Le palais du roi est un château Pompadour, avec des colonnes aux chapiteaux enrubannés, des trophées d’armures enguirlandées de lauriers et de roses, de jolies statues et de vilaines sentinelles. Il est situé en contre-bas de la place et on le voit d’en haut, ce qui lui ôte encore de la grandeur ; mais le parc qui y tient et par lequel on peut gagner Cannstadt en voiture, à cheval ou à pied est charmant. Des bassins bordés de vases et de statues de marbre, de grandes allées et de beaux arbres lui donnent, d’un certain côté, une physionomie vraiment royale ; de l’autre, des eaux vives courant sous la futaie, des prairies, des arbres fruitiers épars au milieu des grandes herbes folles, lui conservent un caractère champêtre très-séduisant. Les jeunes officiers à taille de guêpe et les précieuses à tournure de cloche ne recherchent heureusement pas l’ombre des allées solitaires, et l’on peut encore s’y promener en rêvant.

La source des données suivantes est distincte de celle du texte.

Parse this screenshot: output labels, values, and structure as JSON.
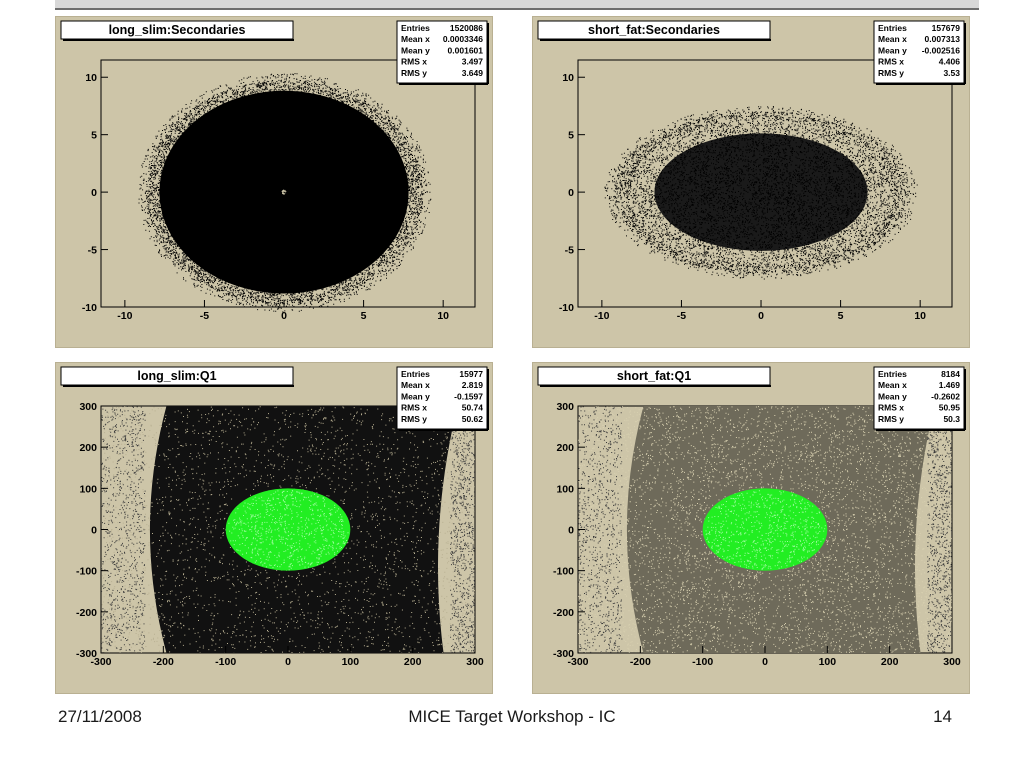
{
  "footer": {
    "date": "27/11/2008",
    "title": "MICE Target Workshop - IC",
    "page": "14"
  },
  "colors": {
    "frame_bg": "#cdc5a8",
    "points": "#000000",
    "highlight": "#22ee22"
  },
  "chart_data": [
    {
      "type": "scatter",
      "title": "long_slim:Secondaries",
      "xlim": [
        -11.5,
        12
      ],
      "ylim": [
        -10,
        11.5
      ],
      "xticks": [
        -10,
        -5,
        0,
        5,
        10
      ],
      "yticks": [
        -10,
        -5,
        0,
        5,
        10
      ],
      "xlabel": "",
      "ylabel": "",
      "stats": [
        {
          "label": "Entries",
          "value": "1520086"
        },
        {
          "label": "Mean x",
          "value": "0.0003346"
        },
        {
          "label": "Mean y",
          "value": "0.001601"
        },
        {
          "label": "RMS x",
          "value": "3.497"
        },
        {
          "label": "RMS y",
          "value": "3.649"
        }
      ],
      "density": "dense",
      "series": [
        {
          "shape": "ellipse",
          "center": [
            0,
            0
          ],
          "radius": [
            8.7,
            9.8
          ],
          "color": "#000000"
        }
      ]
    },
    {
      "type": "scatter",
      "title": "short_fat:Secondaries",
      "xlim": [
        -11.5,
        12
      ],
      "ylim": [
        -10,
        11.5
      ],
      "xticks": [
        -10,
        -5,
        0,
        5,
        10
      ],
      "yticks": [
        -10,
        -5,
        0,
        5,
        10
      ],
      "xlabel": "",
      "ylabel": "",
      "stats": [
        {
          "label": "Entries",
          "value": "157679"
        },
        {
          "label": "Mean x",
          "value": "0.007313"
        },
        {
          "label": "Mean y",
          "value": "-0.002516"
        },
        {
          "label": "RMS x",
          "value": "4.406"
        },
        {
          "label": "RMS y",
          "value": "3.53"
        }
      ],
      "density": "medium",
      "series": [
        {
          "shape": "ellipse",
          "center": [
            0,
            0
          ],
          "radius": [
            9.3,
            7.1
          ],
          "color": "#000000"
        }
      ]
    },
    {
      "type": "scatter",
      "title": "long_slim:Q1",
      "xlim": [
        -300,
        300
      ],
      "ylim": [
        -300,
        300
      ],
      "xticks": [
        -300,
        -200,
        -100,
        0,
        100,
        200,
        300
      ],
      "yticks": [
        -300,
        -200,
        -100,
        0,
        100,
        200,
        300
      ],
      "xlabel": "",
      "ylabel": "",
      "stats": [
        {
          "label": "Entries",
          "value": "15977"
        },
        {
          "label": "Mean x",
          "value": "2.819"
        },
        {
          "label": "Mean y",
          "value": "-0.1597"
        },
        {
          "label": "RMS x",
          "value": "50.74"
        },
        {
          "label": "RMS y",
          "value": "50.62"
        }
      ],
      "density": "dense",
      "series": [
        {
          "shape": "arc-band",
          "color": "#000000"
        },
        {
          "shape": "ellipse",
          "center": [
            0,
            0
          ],
          "radius": [
            100,
            100
          ],
          "color": "#22ee22"
        }
      ]
    },
    {
      "type": "scatter",
      "title": "short_fat:Q1",
      "xlim": [
        -300,
        300
      ],
      "ylim": [
        -300,
        300
      ],
      "xticks": [
        -300,
        -200,
        -100,
        0,
        100,
        200,
        300
      ],
      "yticks": [
        -300,
        -200,
        -100,
        0,
        100,
        200,
        300
      ],
      "xlabel": "",
      "ylabel": "",
      "stats": [
        {
          "label": "Entries",
          "value": "8184"
        },
        {
          "label": "Mean x",
          "value": "1.469"
        },
        {
          "label": "Mean y",
          "value": "-0.2602"
        },
        {
          "label": "RMS x",
          "value": "50.95"
        },
        {
          "label": "RMS y",
          "value": "50.3"
        }
      ],
      "density": "sparse",
      "series": [
        {
          "shape": "arc-band",
          "color": "#000000"
        },
        {
          "shape": "ellipse",
          "center": [
            0,
            0
          ],
          "radius": [
            100,
            100
          ],
          "color": "#22ee22"
        }
      ]
    }
  ]
}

Les Allemands firent assez bon parti de la nature ; pour l’art c’est différent. Ces statues dont je parlais tout à l’heure, il ne faut pas les regarder de trop près, d’abord parce qu’elles ne sont point belles ; ensuite parce que celles de coustou seraient des prudes à côté. On me dit qu’il y a peu d’années le roi avait semé dans son parc des copies ou des imitations de toutes les Vénus connues. Ces traductions étaient allemandes et tellement libres que le clergé s’en formalisa tout haut. Le roi en fit retirer bon nombre, il en reste assez. Quelques copies d’antiques sont attribuées à Thorwaldsen ; elles me semblent bien sèches et bien raides pour être de cette main.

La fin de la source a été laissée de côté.